Fellow Zone Coverage writer Jonah Maves made a great case for the Wolves to draft TyTy Washington at No. 19. I’m a big Washington fan and would love to see him on this roster. If the Wolves trade DLo and do not get a guard in return, I think there is enough playmaking between Ant, KAT, Beverley, and McLaughlin until Washington comes along or Ant becomes “that guy.” If we’re talking free agency, Delon Wright would be my target. He’s a solid-at-everything type player and can play on or off the ball.

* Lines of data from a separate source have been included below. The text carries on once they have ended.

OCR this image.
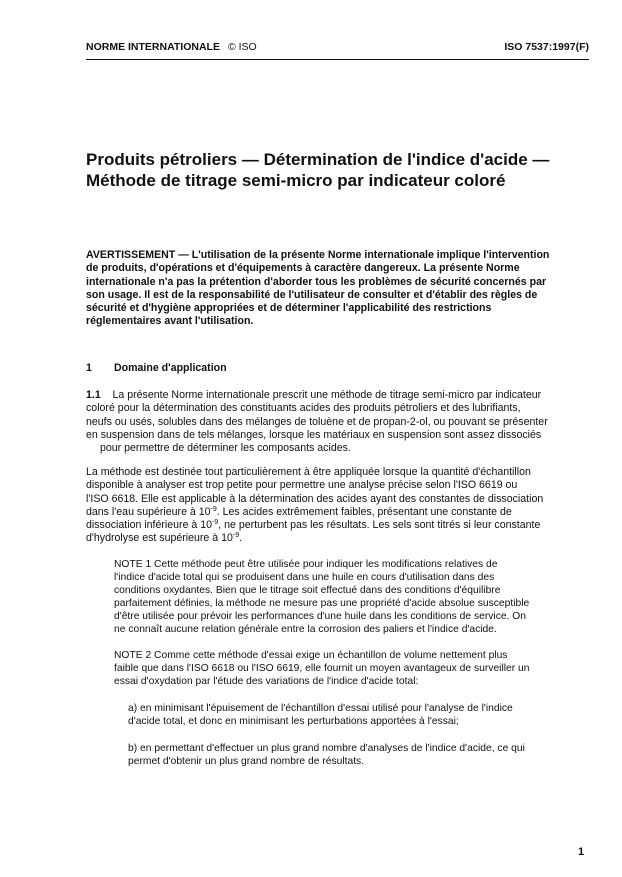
NORME INTERNATIONALE © ISO	ISO 7537:1997(F)
Produits pétroliers — Détermination de l'indice d'acide —
Méthode de titrage semi-micro par indicateur coloré
AVERTISSEMENT — L'utilisation de la présente Norme internationale implique l'intervention
de produits, d'opérations et d'équipements à caractère dangereux. La présente Norme
internationale n'a pas la prétention d'aborder tous les problèmes de sécurité concernés par
son usage. Il est de la responsabilité de l'utilisateur de consulter et d'établir des règles de
sécurité et d'hygiène appropriées et de déterminer l'applicabilité des restrictions
réglementaires avant l'utilisation.
1 Domaine d'application
1.1 La présente Norme internationale prescrit une méthode de titrage semi-micro par indicateur
coloré pour la détermination des constituants acides des produits pétroliers et des lubrifiants,
neufs ou usés, solubles dans des mélanges de toluène et de propan-2-ol, ou pouvant se présenter
en suspension dans de tels mélanges, lorsque les matériaux en suspension sont assez dissociés
pour permettre de déterminer les composants acides.
La méthode est destinée tout particulièrement à être appliquée lorsque la quantité d'échantillon
disponible à analyser est trop petite pour permettre une analyse précise selon l'ISO 6619 ou
l'ISO 6618. Elle est applicable à la détermination des acides ayant des constantes de dissociation
dans l'eau supérieure à $10^{-9}$. Les acides extrêmement faibles, présentant une constante de
dissociation inférieure à $10^{-9}$, ne perturbent pas les résultats. Les sels sont titrés si leur constante
d'hydrolyse est supérieure à $10^{-9}$.
NOTE 1 Cette méthode peut être utilisée pour indiquer les modifications relatives de
l'indice d'acide total qui se produisent dans une huile en cours d'utilisation dans des
conditions oxydantes. Bien que le titrage soit effectué dans des conditions d'équilibre
parfaitement définies, la méthode ne mesure pas une propriété d'acide absolue susceptible
d'être utilisée pour prévoir les performances d'une huile dans les conditions de service. On
ne connaît aucune relation générale entre la corrosion des paliers et l'indice d'acide.
NOTE 2 Comme cette méthode d'essai exige un échantillon de volume nettement plus
faible que dans l'ISO 6618 ou l'ISO 6619, elle fournit un moyen avantageux de surveiller un
essai d'oxydation par l'étude des variations de l'indice d'acide total:
a) en minimisant l'épuisement de l'échantillon d'essai utilisé pour l'analyse de l'indice
d'acide total, et donc en minimisant les perturbations apportées à l'essai;
b) en permettant d'effectuer un plus grand nombre d'analyses de l'indice d'acide, ce qui
permet d'obtenir un plus grand nombre de résultats.
1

Ranking players is hard. Not only are positions tricky — like, what to do with Luka Doncic? — but finding the right way to weigh championship equity, statistical accomplishments, upside, etc. is just incredibly difficult. In my book, there are 11 point guards that I have clearly in tiers above DLo:
Ja Morant, Trae Young, Jrue Holiday
Fred VanVleet, LaMelo Ball, Marcus Smart, Jamal Murray, Kyrie Irving
After that is a big group with young guys like Darius Garland, Shai Gilgeous-Alexander, and Tyrese Haliburton, along with some older guys like Mike Conley and Kyle Lowry. DLo and Dejounte Murray exist somewhere in that group as players entering their prime who have had one great season but have yet to put together consistent high-level play. Not to say that Russell is a top-10 point guard, but on any given night he can be one of the best players on the court. It’s just a matter of consistency.

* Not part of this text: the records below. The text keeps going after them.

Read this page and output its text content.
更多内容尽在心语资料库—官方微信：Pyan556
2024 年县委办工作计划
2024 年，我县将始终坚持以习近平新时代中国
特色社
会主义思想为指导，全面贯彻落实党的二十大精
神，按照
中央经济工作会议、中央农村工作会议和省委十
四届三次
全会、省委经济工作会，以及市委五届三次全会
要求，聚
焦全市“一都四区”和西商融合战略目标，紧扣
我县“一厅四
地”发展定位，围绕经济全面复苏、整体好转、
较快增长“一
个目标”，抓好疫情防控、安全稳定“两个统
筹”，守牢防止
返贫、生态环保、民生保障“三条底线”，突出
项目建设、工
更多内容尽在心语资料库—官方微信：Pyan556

Regarding the rim-runner question, I think Bismack Biyombo would be a great target. I’ve seen a lot of people talking about JaVale McGee. At this point, I think he’s probably set on staying in a big market unless there is a title contender elsewhere who would want his services. Biyombo is a low-usage big who would likely be okay to play a spot role. In the draft, I would love to see the Wolves target Christian Koloko. I’m Cameroonian, so I’m partial to him, but he’s a legit prospect. He’s got a big frame, solid defensive instincts, and can go get the ball off the roll.
So I’ve thought of a few ways to answer this question. I’ll start with a one-for-one replacement, meaning in this reality DLo is swapped with one player taking up approximately the same salary slot. I’ll set DLo’s salary around $25 million annually. Given those restraints and the limited 2022 free-agency class, the “worst” player I’d be willing to give that slot to is probably TJ Warren. This is a high-risk, high-reward type of proposition. Warren hasn’t played NBA basketball since 2020. But when last he played, he was scoring nearly 20 points per game while shooting above 40% from the 3-point line. He’s exactly the type of forward the Wolves need. If he can return to form, that contract would be of incredible value.

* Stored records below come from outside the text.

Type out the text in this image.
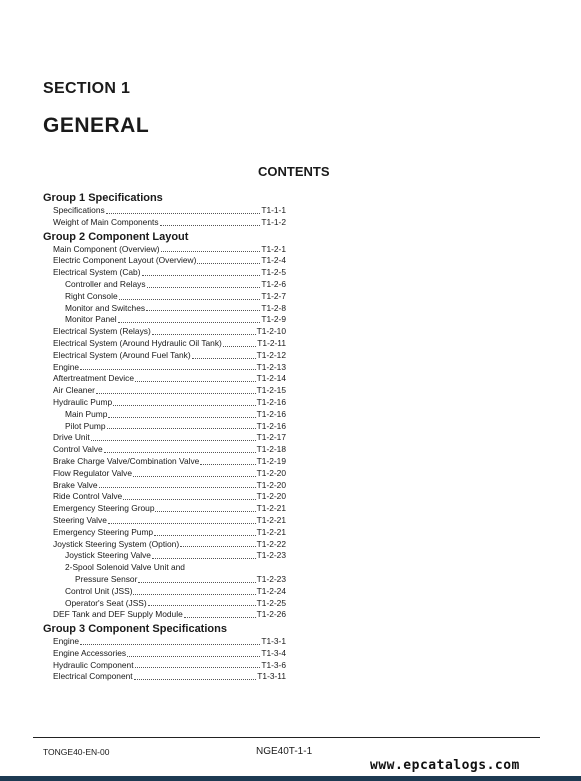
SECTION 1
GENERAL
CONTENTS
Group 1 Specifications
Specifications	T1-1-1
Weight of Main Components	T1-1-2
Group 2 Component Layout
Main Component (Overview)	T1-2-1
Electric Component Layout (Overview)	T1-2-4
Electrical System (Cab)	T1-2-5
Controller and Relays	T1-2-6
Right Console	T1-2-7
Monitor and Switches	T1-2-8
Monitor Panel	T1-2-9
Electrical System (Relays)	T1-2-10
Electrical System (Around Hydraulic Oil Tank)	T1-2-11
Electrical System (Around Fuel Tank)	T1-2-12
Engine	T1-2-13
Aftertreatment Device	T1-2-14
Air Cleaner	T1-2-15
Hydraulic Pump	T1-2-16
Main Pump	T1-2-16
Pilot Pump	T1-2-16
Drive Unit	T1-2-17
Control Valve	T1-2-18
Brake Charge Valve/Combination Valve	T1-2-19
Flow Regulator Valve	T1-2-20
Brake Valve	T1-2-20
Ride Control Valve	T1-2-20
Emergency Steering Group	T1-2-21
Steering Valve	T1-2-21
Emergency Steering Pump	T1-2-21
Joystick Steering System (Option)	T1-2-22
Joystick Steering Valve	T1-2-23
2-Spool Solenoid Valve Unit and
Pressure Sensor	T1-2-23
Control Unit (JSS)	T1-2-24
Operator's Seat (JSS)	T1-2-25
DEF Tank and DEF Supply Module	T1-2-26
Group 3 Component Specifications
Engine	T1-3-1
Engine Accessories	T1-3-4
Hydraulic Component	T1-3-6
Electrical Component	T1-3-11
TONGE40-EN-00	NGE40T-1-1
www.epcatalogs.com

But 2023 gets a little more interesting. The free-agent class is intriguing. Coby White is the one name that stands out to me. Last season, the Chicago Bulls upgraded their guard depth with Lonzo Ball and Alex Caruso, then drafted Ayo Dosunmu, who played well his rookie year. The Bulls may not have White in their long-term plans, and he’s the type of second-draft guy who could pan out in the long run. I wouldn’t drop $25 million annually on him, but maybe the Bulls would be interested in a sign-and-trade with Malik Beasley, and White could join the Wolves for around $15 million per.